Р. О. Якобсон писал о том, что Хлебников трансформирует настоящее в дельную временную реальность[45]
. Более того, Хлебников свободно переходит из прошлого в будущее, из одной реальности в другую, представляя время настоящим — цельным и неделимым. (Разительная перекличка с мыслью, высказанной T. С. Элиотом в «Четырех квартетах»: «Если время всегда настоящее, / Значит время непреходяще».) В прозе Хлебникова лирическому герою «нет застав во времени. Ка ходит из снов в сны, пересекает время и достигает бронзы (бронзы времен). В столетиях располагается удобно, как в качалке»[46]. Любопытно, что когда герой встречается с ученым 2222 года, тот, узнав по году, выбитому на монете, из какого времени прибыл пришелец, заметил: «Тогда еще верили в пространство и мало думали о времени»[47]. Как писал М. Поляков в предисловии к «Творениям», «переходы из одного времени в другое, из одной эпохи в другую автобиографического героя Ка дают картину действительности в двух измерениях: сегодняшнее, бренное, и вечное. Ка, сопровождая героя, ведет его из ежедневности, автобиографической реальности в прошлое и будущее человечества. Итог: „После купания в водах смерти люд станет другим“»[48].Хлебников называл себя «будетлянином». Футуристы, взявшие многие идеи Хлебникова на вооружение, по-моему, поверхностно и не до конца понимали его, за исключением, быть может, Алексея Крученых, еще одного новатора, поглощенного, однако, исключительно языком и литературными баталиями. В статье «Наша основа» Хлебников писал, что «словотворчество есть взрыв языкового молчания, глухонемых пластов языка»[49]

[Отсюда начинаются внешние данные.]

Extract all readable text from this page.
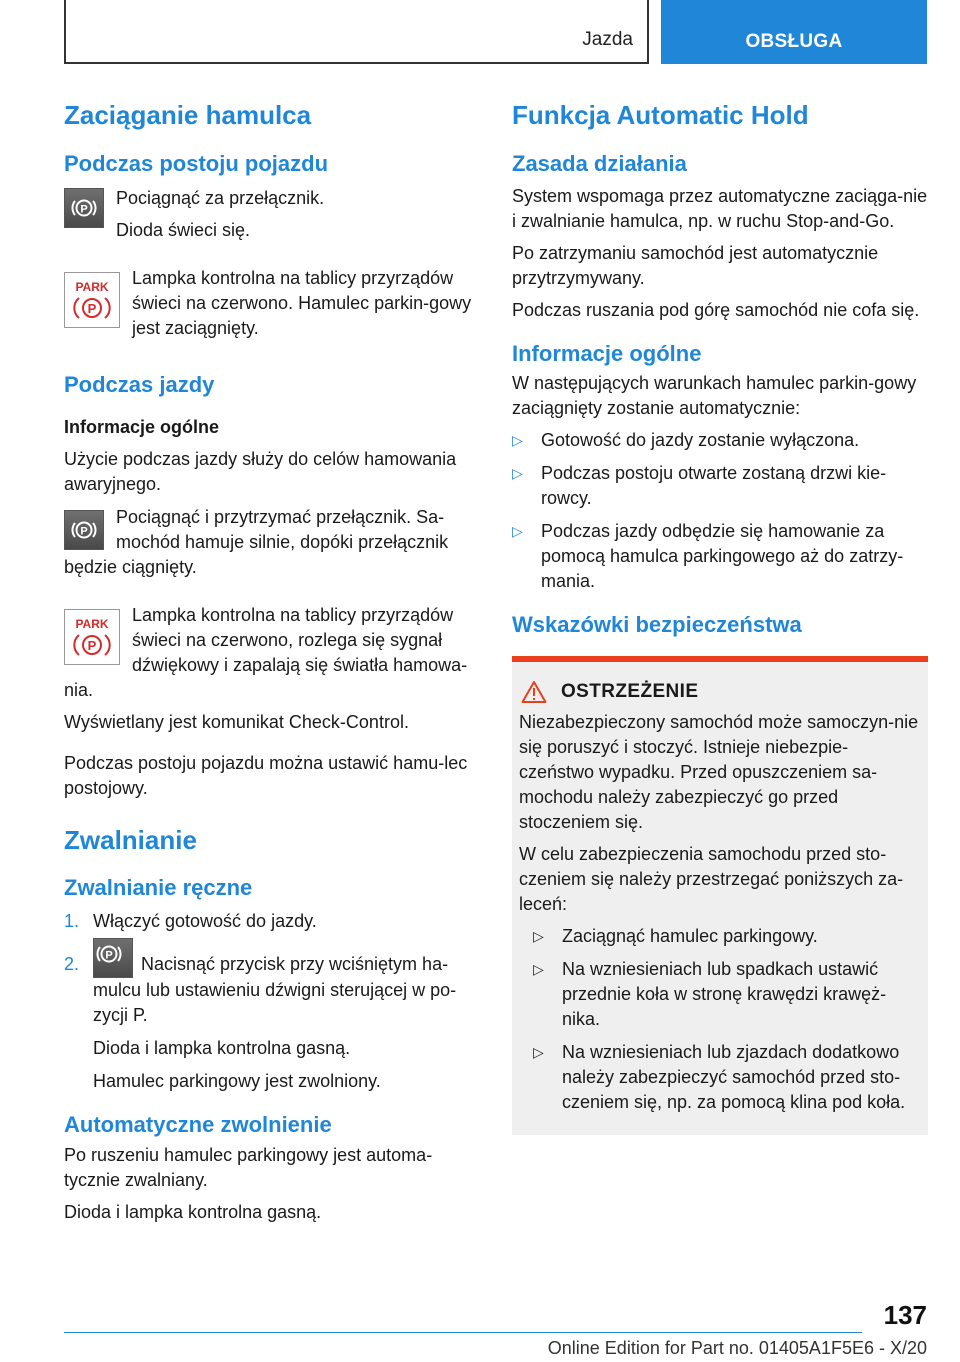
Jazda	OBSŁUGA
Zaciąganie hamulca
Podczas postoju pojazdu
P

Pociągnąć za przełącznik.

Dioda świeci się.

PARK
P

Lampka kontrolna na tablicy przyrządów świeci na czerwono. Hamulec parkin-gowy jest zaciągnięty.

Podczas jazdy
Informacje ogólne

Użycie podczas jazdy służy do celów hamowania awaryjnego.

P

Pociągnąć i przytrzymać przełącznik. Sa-mochód hamuje silnie, dopóki przełącznik będzie ciągnięty.

PARK
P

Lampka kontrolna na tablicy przyrządów świeci na czerwono, rozlega się sygnał dźwiękowy i zapalają się światła hamowa-nia.

Wyświetlany jest komunikat Check-Control.

Podczas postoju pojazdu można ustawić hamu-lec postojowy.

Zwalnianie
Zwalnianie ręczne
1. Włączyć gotowość do jazdy.
2. P Nacisnąć przycisk przy wciśniętym ha-mulcu lub ustawieniu dźwigni sterującej w po-zycji P.

Dioda i lampka kontrolna gasną.

Hamulec parkingowy jest zwolniony.

Automatyczne zwolnienie

Po ruszeniu hamulec parkingowy jest automa-tycznie zwalniany.

Dioda i lampka kontrolna gasną.

Funkcja Automatic Hold
Zasada działania

System wspomaga przez automatyczne zaciąga-nie i zwalnianie hamulca, np. w ruchu Stop-and-Go.

Po zatrzymaniu samochód jest automatycznie przytrzymywany.

Podczas ruszania pod górę samochód nie cofa się.

Informacje ogólne

W następujących warunkach hamulec parkin-gowy zaciągnięty zostanie automatycznie:

▷ Gotowość do jazdy zostanie wyłączona.
▷ Podczas postoju otwarte zostaną drzwi kie-rowcy.
▷ Podczas jazdy odbędzie się hamowanie za pomocą hamulca parkingowego aż do zatrzy-mania.
Wskazówki bezpieczeństwa
OSTRZEŻENIE

Niezabezpieczony samochód może samoczyn-nie się poruszyć i stoczyć. Istnieje niebezpie-czeństwo wypadku. Przed opuszczeniem sa-mochodu należy zabezpieczyć go przed stoczeniem się.

W celu zabezpieczenia samochodu przed sto-czeniem się należy przestrzegać poniższych za-leceń:

▷ Zaciągnąć hamulec parkingowy.
▷ Na wzniesieniach lub spadkach ustawić przednie koła w stronę krawędzi krawęż-nika.
▷ Na wzniesieniach lub zjazdach dodatkowo należy zabezpieczyć samochód przed sto-czeniem się, np. za pomocą klina pod koła.
137
Online Edition for Part no. 01405A1F5E6 - X/20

.Потребность расширить границы языка означает необходимость выйти за очерченные пределы — к новым смыслам. Так появляется известное Хлебниковское противопоставление «дворяне» — «творяне», то есть творцы. Так появляются новые образы, рождающие новые слова, а новые слова, неологизмы, рождают новый смысл, как, в известном стихотворении «Кузнечик»:
Деепричастие «крылышкуя» необычно, но удивительно зримо передает полет кузнечика, о котором сам Хлебников писал, что оно «потому прекрасно, что в нем, как в коне Трои, сидит слово „ушкуй“ (разбойник). Крылышкуя скрыл ушкуя деревянный конь»[50]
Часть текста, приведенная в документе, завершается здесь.